Eisner...
well, okay, first off, i'm a fan of his for the most part. i've followed this argument for quite some time and have yet to be convinced by any of the 'Save Disney' folks as to where things went wrong.
first, yes, Disney was literally about to be broken up and sold off and Eisner was the white knight at the last moment, with a proven record at ABC and Paramount Studios. Some people claim it wasn't so much Eisner there but the people Eisner surrounded himself with. I say even if that's true, it doesn't matter because he obviously knew who to surround himself with. but Eisner also not the easiest guy to get along with. with his temperment and stress on loyalty, it's easy to fall out of favor. case in point, Jeff Katzenberg who easily was the one responsible for the renaissance period of animation, starting with the little mermaid. when katzenberg left, so did the real success of the animation department.
Eisner was very strong on finances. That's because he's a corporate guy, not essentially a hobbyist (Walt Disney was not a financial guy, there's a major difference there). He's said he had to answer to the bottom line (the investors). Would people have been happy losing money by investing in the disney company? probably more so than they were with the money they were making.
EuroDisney was a financial blunder. I don't know how much to fault Eisner.
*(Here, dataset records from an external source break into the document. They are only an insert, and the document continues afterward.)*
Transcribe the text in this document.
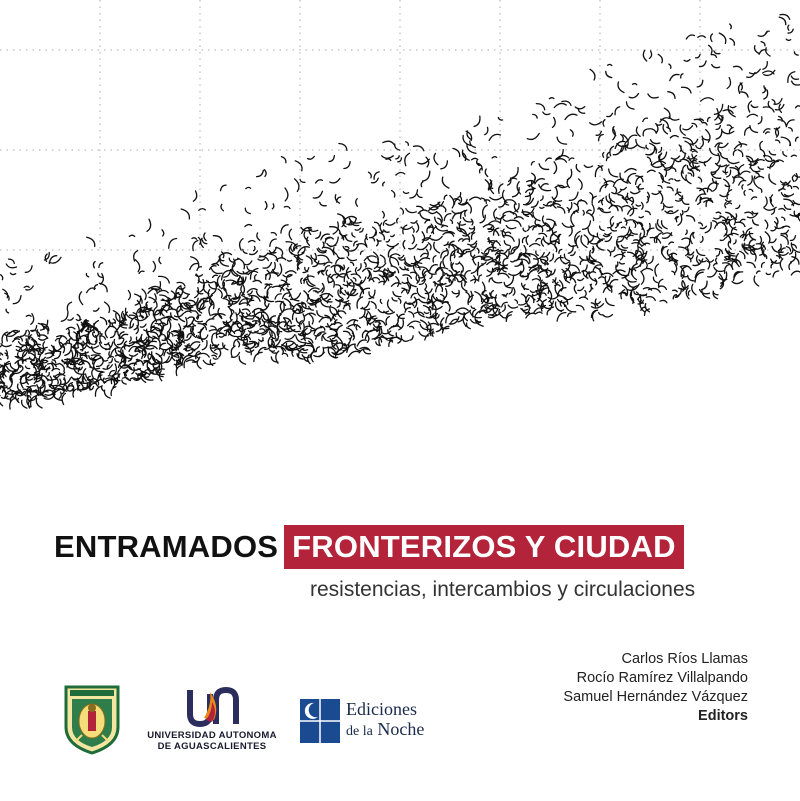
ENTRAMADOS FRONTERIZOS Y CIUDAD
resistencias, intercambios y circulaciones
Carlos Ríos Llamas
Rocío Ramírez Villalpando
Samuel Hernández Vázquez
Editors
UNIVERSIDAD AUTONOMA
DE AGUASCALIENTES
Ediciones
de la Noche
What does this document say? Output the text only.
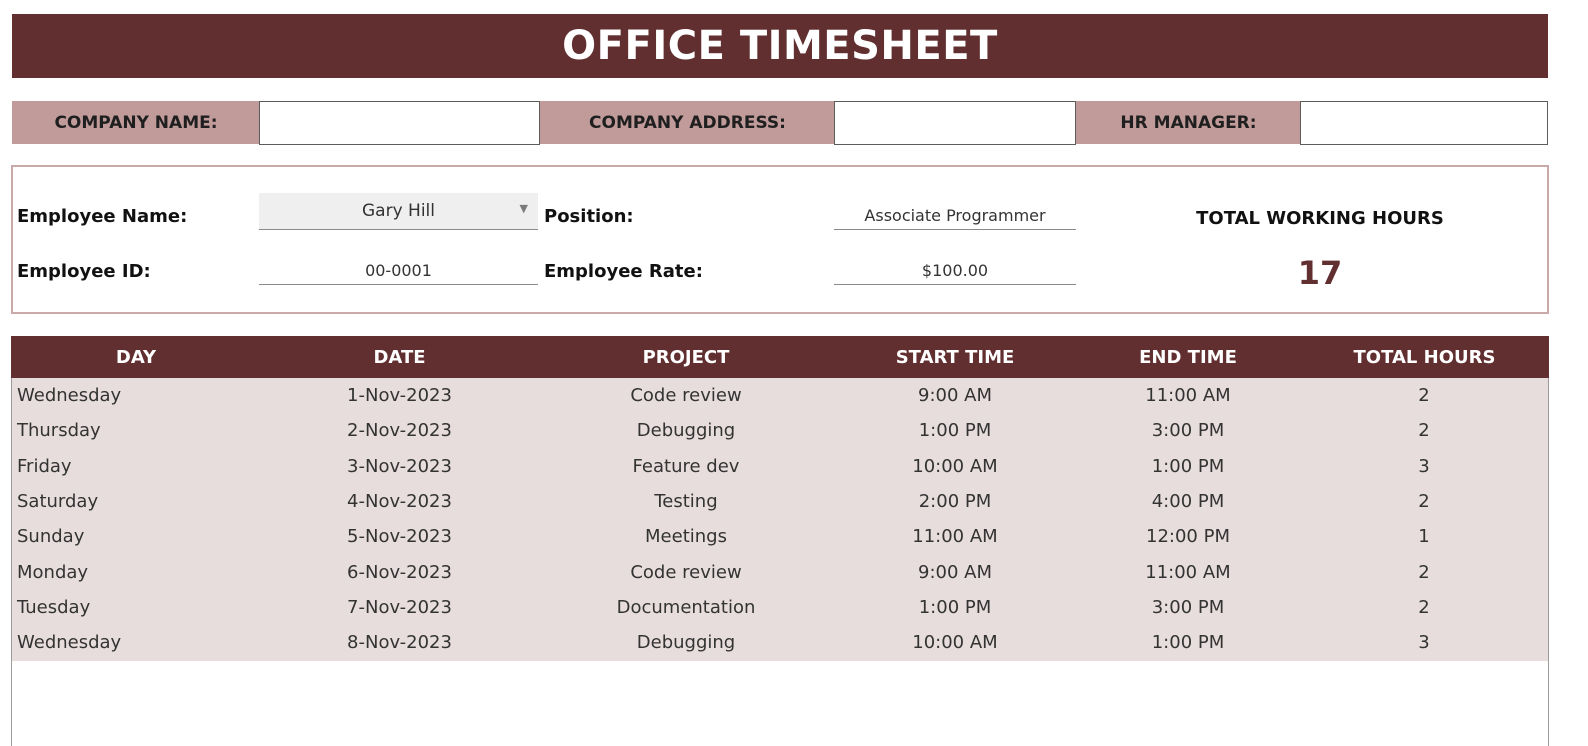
OFFICE TIMESHEET
COMPANY NAME:	COMPANY ADDRESS:	HR MANAGER:
Employee Name:	Gary Hill	▼
Employee ID:	00-0001
Position:	Associate Programmer
Employee Rate:	$100.00
TOTAL WORKING HOURS
17
DAY	DATE	PROJECT	START TIME	END TIME	TOTAL HOURS
Wednesday	1-Nov-2023	Code review	9:00 AM	11:00 AM	2
Thursday	2-Nov-2023	Debugging	1:00 PM	3:00 PM	2
Friday	3-Nov-2023	Feature dev	10:00 AM	1:00 PM	3
Saturday	4-Nov-2023	Testing	2:00 PM	4:00 PM	2
Sunday	5-Nov-2023	Meetings	11:00 AM	12:00 PM	1
Monday	6-Nov-2023	Code review	9:00 AM	11:00 AM	2
Tuesday	7-Nov-2023	Documentation	1:00 PM	3:00 PM	2
Wednesday	8-Nov-2023	Debugging	10:00 AM	1:00 PM	3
Basically more and more money kept being poured into a park that wasn't producing long before it opened up. My only guess on the matter is that in that environment, you're surrounded by yes men. If there was no money for the project which Eisner championed, I doubt he was told something couldn't be done. Instead, more money was found. I'd like to believe Eisner wouldn't have gone that far deep into the hole with it if he really knew what was happening.
And he's made other mistakes as well. Then again, most people do. But he wasn't cheap as many try to make him out to be, at least not in one respect. He was all about spending money for on stage, just not back stage. One of the first things he did when he joined the company was to approve Splash Mountain which had been shelved for financial reasons.
A lot of the rabid anti-Eisner folks seem to be Disneylanders. The funny thing is, they cite
Disneyland falling into disarray as something to be angry at Eisner about. Nobody really opted to blame Pressler or Harris for it. But the really funny thing is, when Ouimet came in under Eisner's reign and started to improve things, guess who gets all the cheers and credits from those anti-Eisner folk? Ouimet, not Eisner.
So Eisner became a figure to blame when you weren't happy, but just someone in the background when things did go your way.
As for Roy E Disney, Walt didn't care for him much either, neither did any of Walt's men. Walt handpicked his own son-in-law over Roy E. Roy E ran the animation department under Eisner before Katzenberg came and all but ran it into the ground. Consequently, after Katzenberg left, the animation department once again floundered and was losing far more money than it was producing and that the fact that CGI from companies like Pixar, PDI, 20th Century Fox was killing the hand drawn animation, something had to give.
i'm sure there was more I wanted to say but I'm done for now.